Doug’s career was ending just as mine was beginning, and I took no small amount of inspiration from his great success. He grew up on a farm but forged his own path and found his own way to contribute in the realm of American agriculture. I gained much from his advice, his thoughts and recollections. From the beginning of my time in DC until our last conversation, I truly enjoyed talking with Doug about agricultural policy and politics, comparing notes of our experiences and memories. And, as I reflect on them, I recognize how fully Doug embodied the best definitions and qualities of leadership and service. These topics were as frequent in conversation as they were demonstrated by his actions and accomplishments.

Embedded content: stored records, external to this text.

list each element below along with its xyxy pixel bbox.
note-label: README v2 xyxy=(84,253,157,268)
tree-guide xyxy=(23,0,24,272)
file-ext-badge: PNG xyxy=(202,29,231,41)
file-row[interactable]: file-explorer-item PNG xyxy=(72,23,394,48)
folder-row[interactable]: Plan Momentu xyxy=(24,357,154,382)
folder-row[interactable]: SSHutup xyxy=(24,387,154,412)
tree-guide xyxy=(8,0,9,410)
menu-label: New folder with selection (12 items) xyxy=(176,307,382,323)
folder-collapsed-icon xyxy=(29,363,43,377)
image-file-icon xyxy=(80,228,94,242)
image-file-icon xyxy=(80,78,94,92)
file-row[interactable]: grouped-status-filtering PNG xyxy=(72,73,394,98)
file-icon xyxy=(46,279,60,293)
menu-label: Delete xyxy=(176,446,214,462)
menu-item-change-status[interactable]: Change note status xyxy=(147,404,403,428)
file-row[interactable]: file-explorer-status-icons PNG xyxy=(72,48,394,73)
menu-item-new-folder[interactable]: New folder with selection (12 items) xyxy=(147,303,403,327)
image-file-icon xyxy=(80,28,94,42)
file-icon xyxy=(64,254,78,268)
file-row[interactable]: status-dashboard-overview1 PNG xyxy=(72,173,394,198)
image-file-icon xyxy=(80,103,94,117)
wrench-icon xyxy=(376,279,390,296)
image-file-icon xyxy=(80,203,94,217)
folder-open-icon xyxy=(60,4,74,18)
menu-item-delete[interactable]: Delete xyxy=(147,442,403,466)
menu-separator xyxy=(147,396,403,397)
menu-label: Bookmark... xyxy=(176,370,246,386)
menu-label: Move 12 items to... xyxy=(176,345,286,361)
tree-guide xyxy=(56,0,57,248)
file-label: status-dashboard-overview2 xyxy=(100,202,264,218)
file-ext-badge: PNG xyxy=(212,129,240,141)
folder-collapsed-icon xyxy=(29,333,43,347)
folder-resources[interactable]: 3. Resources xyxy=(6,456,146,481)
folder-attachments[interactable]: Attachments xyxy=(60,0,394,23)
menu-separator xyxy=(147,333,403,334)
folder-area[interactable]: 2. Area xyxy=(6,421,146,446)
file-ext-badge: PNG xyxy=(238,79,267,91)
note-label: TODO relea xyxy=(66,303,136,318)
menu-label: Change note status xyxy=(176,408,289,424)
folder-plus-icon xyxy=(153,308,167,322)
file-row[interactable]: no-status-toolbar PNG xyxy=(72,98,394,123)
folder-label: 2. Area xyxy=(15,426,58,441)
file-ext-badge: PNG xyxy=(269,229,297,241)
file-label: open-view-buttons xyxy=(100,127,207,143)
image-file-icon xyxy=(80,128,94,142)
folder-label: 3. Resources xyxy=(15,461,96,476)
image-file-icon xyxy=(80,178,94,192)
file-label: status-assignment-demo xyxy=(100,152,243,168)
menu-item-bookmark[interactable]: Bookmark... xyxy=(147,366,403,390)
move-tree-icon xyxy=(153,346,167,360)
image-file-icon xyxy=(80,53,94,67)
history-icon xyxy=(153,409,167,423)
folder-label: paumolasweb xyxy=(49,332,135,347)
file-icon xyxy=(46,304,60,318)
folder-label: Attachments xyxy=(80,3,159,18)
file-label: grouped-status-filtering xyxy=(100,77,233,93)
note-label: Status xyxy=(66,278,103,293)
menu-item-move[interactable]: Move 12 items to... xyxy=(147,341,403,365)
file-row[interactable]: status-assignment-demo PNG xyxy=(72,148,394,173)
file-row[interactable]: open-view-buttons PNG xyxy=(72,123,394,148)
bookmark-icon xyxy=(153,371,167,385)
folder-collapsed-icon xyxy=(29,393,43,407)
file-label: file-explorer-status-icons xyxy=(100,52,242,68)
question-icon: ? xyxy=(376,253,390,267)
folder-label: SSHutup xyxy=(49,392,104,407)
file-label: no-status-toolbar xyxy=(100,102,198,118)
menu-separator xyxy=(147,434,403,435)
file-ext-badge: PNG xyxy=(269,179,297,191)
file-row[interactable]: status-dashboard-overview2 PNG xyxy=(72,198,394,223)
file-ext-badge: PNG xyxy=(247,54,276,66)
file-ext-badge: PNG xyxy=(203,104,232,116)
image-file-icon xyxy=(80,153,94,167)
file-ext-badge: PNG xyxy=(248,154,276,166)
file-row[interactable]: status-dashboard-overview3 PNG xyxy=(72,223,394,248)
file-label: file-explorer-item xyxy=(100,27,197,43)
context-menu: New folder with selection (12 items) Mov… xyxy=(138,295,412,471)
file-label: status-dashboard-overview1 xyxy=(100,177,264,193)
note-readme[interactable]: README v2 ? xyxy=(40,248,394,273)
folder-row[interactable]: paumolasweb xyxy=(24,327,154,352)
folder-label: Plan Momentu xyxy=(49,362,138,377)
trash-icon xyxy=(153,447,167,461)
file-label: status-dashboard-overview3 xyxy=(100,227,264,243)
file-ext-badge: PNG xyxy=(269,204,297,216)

The moment in history to which Doug dedicated so much offers intriguing and important lessons on leadership and service. Among many other things, leadership involves taking risks—calculated and often strategic risks, but risks nonetheless. It often entails difficult challenges, working hard and effectively to achieve the best outcomes possible, many of which are not always clear or discernible. Key ingredients of leadership also include accepting responsibility for, and learning from, mistakes and failures. Those who serve and contribute also gain from doing so; leadership is neither completely selfless nor purely altruistic. In this can be found lessons applicable to the realities of a system of self-government, which cannot be decoupled from the self-interests of the governed. It requires ambition be channeled as best as possible towards outcomes that also benefit the greater good and the larger public interest. The governed have an important voice in how they are governed and what becomes written into law.
Ultimately, self-government depends upon those willing to step up when needed and contribute of themselves what they are able. These are matters complex and complicated. Doug’s leadership and contributions served the interests of the System for which he worked. At the same time, those efforts also served the interests of the farmers who borrowed from and owned shares in the banks, the employees and their families, as well as the communities, that relied upon them. There were larger interests that included those of the greater farm economy struggling through crisis and those of the public in avoiding a catastrophic collapse and its repercussions. In the rough-and-tumble of policymaking and politics, Doug’s work on behalf of Farm Credit during an extraordinarily difficult time provides much for reflection and may offer lessons in our own difficult times. It was, however, only a chapter in a long, successful life.
For Doug’s family, my condolences on a profound loss. Doug was an extraordinarily kind and caring person, with a great laugh and a generous personality; he will be missed. It is my intention that this review serve as an appropriate tribute, further recording some of his many contributions and helping to honor the life of an extraordinary person.